Normalizzare l’orientamento omosessuale significa normalizzare anche le pratiche che gli sono proprie. Tali pratiche sono tutte rintracciabili sul sito del Cassero Salute (di cui apposito link si trova sul sito di Arcigay Nuovi Passi – l’associazione di Pordenone che sta girando con i volontari nelle nostre scuole della regione). Ed è sintomatico che vengano designate utilizzando termini inglesi, perché pronunciate in italiano risulterebbero difficilmente digeribili dalla sensibilità comune. I termini sono: golden shower, scatting, rimming, fisting e altri ancora. Faccio solo due esempi (lasciando ai lettori che ne hanno la curiosità di andare a vedere le altre pratiche): la “golden shower” o “pissing” prevede l’urinare addosso a un’altra persona o farsi urinare addosso da un’altra persona; lo “scatting” è il gioco erotico tra i partner con le feci. Tali pratiche chiaramente sono possibili anche tra partner uomo-donna, ma è nel mondo omosessuale che trovano spazio di legittimità proprio perché la relazione omosessuale vuole andare oltre la naturale complementarietà tra i sessi.

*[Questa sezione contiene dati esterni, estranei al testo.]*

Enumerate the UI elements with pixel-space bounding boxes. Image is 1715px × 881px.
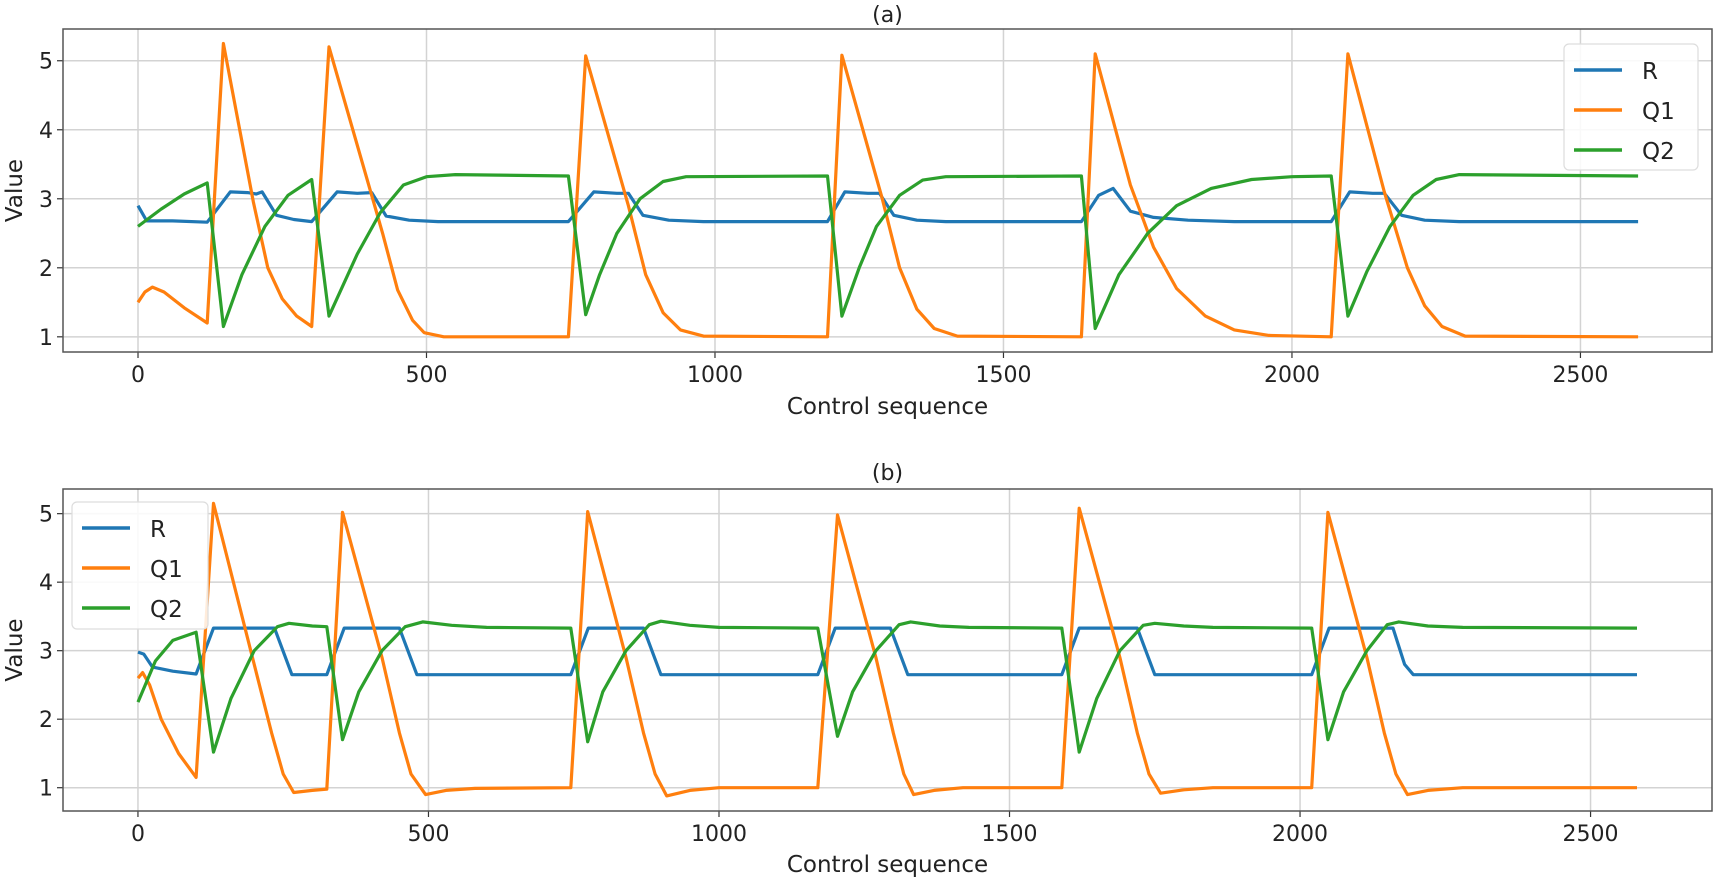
y-axis-label: Value <box>2 618 28 681</box>
legend-label-q1: Q1 <box>1642 99 1675 125</box>
chart-title: (a) <box>872 3 903 28</box>
x-axis-label: Control sequence <box>787 394 988 420</box>
y-tick-label: 4 <box>39 119 53 144</box>
y-axis-label: Value <box>2 159 28 222</box>
x-tick-label: 2000 <box>1272 822 1328 847</box>
x-tick-label: 0 <box>131 363 145 388</box>
legend-box <box>1563 43 1699 171</box>
x-tick-label: 1000 <box>687 363 743 388</box>
x-tick-label: 1500 <box>975 363 1031 388</box>
series-line-q1 <box>136 501 1637 798</box>
y-tick-label: 3 <box>39 640 53 665</box>
x-tick-label: 500 <box>405 363 447 388</box>
legend-label-r: R <box>150 517 166 543</box>
x-tick-label: 2000 <box>1264 363 1320 388</box>
legend: R Q1 Q2 <box>1563 43 1699 171</box>
chart-panel-a: 0 500 1000 1500 2000 2500 1 2 3 4 5 (a) Control sequ… <box>2 3 1713 420</box>
plot-frame <box>62 488 1713 812</box>
series-line-q2 <box>136 619 1638 754</box>
x-tick-label: 1000 <box>691 822 747 847</box>
legend: R Q1 Q2 <box>71 501 209 630</box>
chart-title: (b) <box>872 461 903 486</box>
series-line-r <box>136 186 1639 224</box>
x-tick-label: 2500 <box>1552 363 1608 388</box>
y-tick-label: 1 <box>39 777 53 802</box>
x-tick-label: 2500 <box>1563 822 1619 847</box>
x-tick-label: 0 <box>131 822 145 847</box>
y-tick-label: 4 <box>39 571 53 596</box>
legend-box <box>71 501 209 630</box>
x-tick-label: 1500 <box>982 822 1038 847</box>
legend-label-q1: Q1 <box>150 557 183 583</box>
legend-label-r: R <box>1642 59 1658 85</box>
y-tick-label: 1 <box>39 326 53 351</box>
x-tick-label: 500 <box>407 822 449 847</box>
legend-label-q2: Q2 <box>1642 139 1675 165</box>
x-axis-label: Control sequence <box>787 852 988 878</box>
series-line-r <box>137 626 1637 677</box>
y-tick-label: 3 <box>39 188 53 213</box>
y-tick-label: 2 <box>39 708 53 733</box>
chart-panel-b: 0 500 1000 1500 2000 2500 1 2 3 4 5 (b) Control sequ… <box>2 461 1713 878</box>
y-tick-label: 5 <box>39 503 53 528</box>
series-line-q2 <box>137 173 1639 331</box>
y-tick-label: 2 <box>39 257 53 282</box>
plot-frame <box>62 28 1713 353</box>
y-tick-label: 5 <box>39 50 53 75</box>
legend-label-q2: Q2 <box>150 597 183 623</box>
series-line-q1 <box>136 41 1639 339</box>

È particolarmente grave che i ragazzi escano da questi corsi con l’idea che sia assolutamente identico avere una relazione di tipo omosessuale o eterosessuale. Questo va ben al di là del rispetto che si deve a tutte le persone comprese quelle che scelgono di vivere all’insegna dell’omosessualità. Ho partecipato ad un incontro di restituzione del progetto “A scuola per conoscerci” e anche in quella sede è stato ribadito che l’obiettivo è proprio quello della normalizzazione dell’omosessualità per evitare la discriminazione. Lo slogan potrebbe essere questo “Amare non è mai sbagliato” (slogan tra l’altro usato l’anno passato dentro lo stesso progetto). I ragazzi tuttavia con queste categorie vengono chiaramente sviati. L’omosessualità introduce ad una sessualità “problematica”, anche considerando solo il punto di vista sanitario. Il non detto pesa molto di più di quanto viene detto. Anche perché, sempre nell’incontro di restituzione di cui sopra, veniva riferito che i volontari Arcigay sono scelti preferenzialmente di età vicina a quella dei ragazzi (20-22 anni) in maniera che i ragazzi possano meglio identificarsi con loro e li vedano come dei “fratelli maggiori”; inoltre perché, a detta della psicologa e di insegnanti presenti in classe agli incontri, i ragazzi sono sinceramente interessati e partecipi al fatto che le persone omosessuali possano vivere anche loro in libertà il loro affetto reciproco.

Il solo sentimento rende tutto lecito
C’è un’alternativa alla “normalizzazione” dell’orientamento omosessuale per evitare fenomeni di discriminazione? C’è un’alternativa all’appiattire tutte le relazione sul sentimento provato dai loro protagonisti? Perché, seguendo questo ragionamento, potremmo dire allora che non è sbagliato che un adulto “ami” un bambino o che una persona decida di “amare” un animale. Se mettiamo alla base della naturalità il sentimento provato tutto può divenire lecito, giusto, naturale. Tutto è possibile, ma sarebbe utile alla nostra umanità? Ci può essere un’altra via al rispetto che non sia la normalizzazione o meglio l’indifferenziazione?
Certo che sì. D’altra parte possiamo benissimo rispettare una persona che nasce con sindrome di down o affetta da tetraparesi o che è indù o musulmana a prescindere dalla “naturalità” della diversità che esprimono. Si tratta di un percorso di civiltà che il cristianesimo del “ama il prossimo tuo come te stesso” e del distinguere il comportamento della persona che si ha di fronte da ciò che lei è, dalla vita che c’è in lei, aveva già faticosamente e con tutte le contraddizioni proprie degli uomini, intrapreso. L’equilibrio è precario perché non ci è lecito discriminare, ma neanche dire va tutto bene. Ognuno è chiamato a portare il “carico leggero” della sua identità, cercando di andare alla verità.